Recount in Mexico presidential election
Thursday 05 July 2012
Mexican authorities are recounting more than half the ballot boxes used in the presidential election after finding inconsistencies in the vote tallies.
Of the 143,000 ballot boxes used during Sunday's vote, 78,012 will be opened and the votes recounted, said Edmundo Jacobo, executive secretary of Mexico's Federal Electoral Institute.
Electoral officials expected the recount plus the final, official overall count on the presidential vote to be ready by Sunday, said Ana Fuentes, an IFE spokesman.
Mexico's electoral law states that votes should be recounted if there are inconsistencies in the final tally reports, if there is a difference of one percentage point or less between the first and second place finishers or if all the votes in a ballot box are in favour of the same candidate.
With 99% of the vote tallied in the preliminary count, Enrique Pena Nieto of the Institutional Revolutionary Party, or PRI, led with 38% of the vote. Andres Lopez Obrador of the Democratic Revolution Party had 32%.
Authorities also will recount 61% of the ballot boxes in the vote for senate seats and 60% in the vote for the lower house of congress, Mr Jacobo said.

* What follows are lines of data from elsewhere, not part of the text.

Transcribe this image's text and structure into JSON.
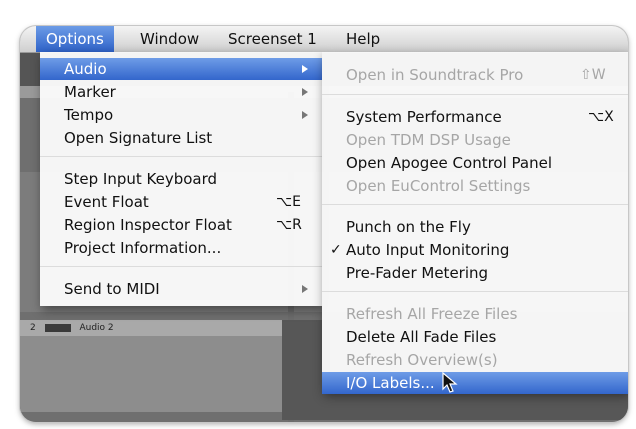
{
  "menubar": {
    "items": [
      {
        "label": "Options",
        "active": true
      },
      {
        "label": "Window"
      },
      {
        "label": "Screenset 1"
      },
      {
        "label": "Help"
      }
    ]
  },
  "options_menu": {
    "items": [
      {
        "label": "Audio",
        "submenu": true,
        "highlighted": true
      },
      {
        "label": "Marker",
        "submenu": true
      },
      {
        "label": "Tempo",
        "submenu": true
      },
      {
        "label": "Open Signature List"
      },
      {
        "label": "Step Input Keyboard"
      },
      {
        "label": "Event Float",
        "shortcut": "⌥E"
      },
      {
        "label": "Region Inspector Float",
        "shortcut": "⌥R"
      },
      {
        "label": "Project Information..."
      },
      {
        "label": "Send to MIDI",
        "submenu": true
      }
    ]
  },
  "audio_submenu": {
    "items": [
      {
        "label": "Open in Soundtrack Pro",
        "shortcut": "⇧W",
        "disabled": true
      },
      {
        "label": "System Performance",
        "shortcut": "⌥X"
      },
      {
        "label": "Open TDM DSP Usage",
        "disabled": true
      },
      {
        "label": "Open Apogee Control Panel"
      },
      {
        "label": "Open EuControl Settings",
        "disabled": true
      },
      {
        "label": "Punch on the Fly"
      },
      {
        "label": "Auto Input Monitoring",
        "checked": true,
        "check_mark": "✓"
      },
      {
        "label": "Pre-Fader Metering"
      },
      {
        "label": "Refresh All Freeze Files",
        "disabled": true
      },
      {
        "label": "Delete All Fade Files"
      },
      {
        "label": "Refresh Overview(s)",
        "disabled": true
      },
      {
        "label": "I/O Labels...",
        "highlighted": true
      }
    ]
  },
  "background": {
    "track_label": "Audio 2",
    "track_number": "2"
  },
  "colors": {
    "highlight": "#3366cc",
    "menu_bg": "#fafafa",
    "disabled_text": "#a6a6a6"
  }
}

The presidential front-runner expressed confidence yesterday about the recount. "I trust that the final tally will be consistent with the preliminary count," Mr Pena Nieto said.
Mr Lopez Obrador has refused to accept the preliminary vote tallies, saying the election campaign was marred by overspending, vote-buying and favourable treatment of Mr Pena Nieto by Mexico's semi-monopolised television industry.
The left-wing candidate said his team had detected irregularities at 113,855 polling places and called for a total recount.
Feeding suspicion of large-scale vote-buying were scenes of thousands of people rushing to grocery stores this week to redeem pre-paid gift cards they said the PRI had given them ahead of the election.
Several told reporters they had been told to turn in a photocopy of their voter ID card in order to get the gift cards.
Under Mexican election law, giving voters gifts is not a crime unless the gift is a condition of a certain vote or is meant to influence a vote. However, the cost of such gifts must be reported, and cannot exceed campaign spending limits. Violations are usually punished with fines, but generally are not considered grounds for annulling an election.
Shoppers nearly stripped some shelves at a Soriana store in the poor district of Iztapalapa and officials in Mexico City, which is governed by Democratic Revolution, ordered at least one branch of the chain closed for alleged breach of safety codes.
Both the PRI and the supermarket company denied any irregularities.
PRI spokesman Eduardo Sanchez said "neither the PRI's executive committee, nor Enrique Pena Nieto's campaign has contracted any service from the Soriana grocery store chain".
Asked if some other local or congressional PRI candidate could have done it on behalf of Mr Pena Nieto, he said: "I don't know."
Humberto Fayad, a spokesman for the Soriana chain, denied the company had sold huge amounts of gift cards to the PRI.
"There is no agreement between the PRI and Soriana, or Soriana and any other political party. Soriana is a non-political company," Mr Fayad said.
The PRI, too, accused rivals in many parts of the country of handing out groceries or using government programmes to influence voters.
The governing National Action Party accused Mr Pena Nieto's campaign of acquiring about 9,500 pre-paid gift cards worth nearly £3,3 million to give away for votes. Authorities said a business had bought that number of cards, but that they had found no direct evidence of vote-buying. That investigation continues.
On Tuesday Alfredo Figueroa, a council member of the Electoral Institute, said authorities were investigating complaints about the Soriana gift cards. Members of the institute have said they were aware of attempts to engage in vote buying.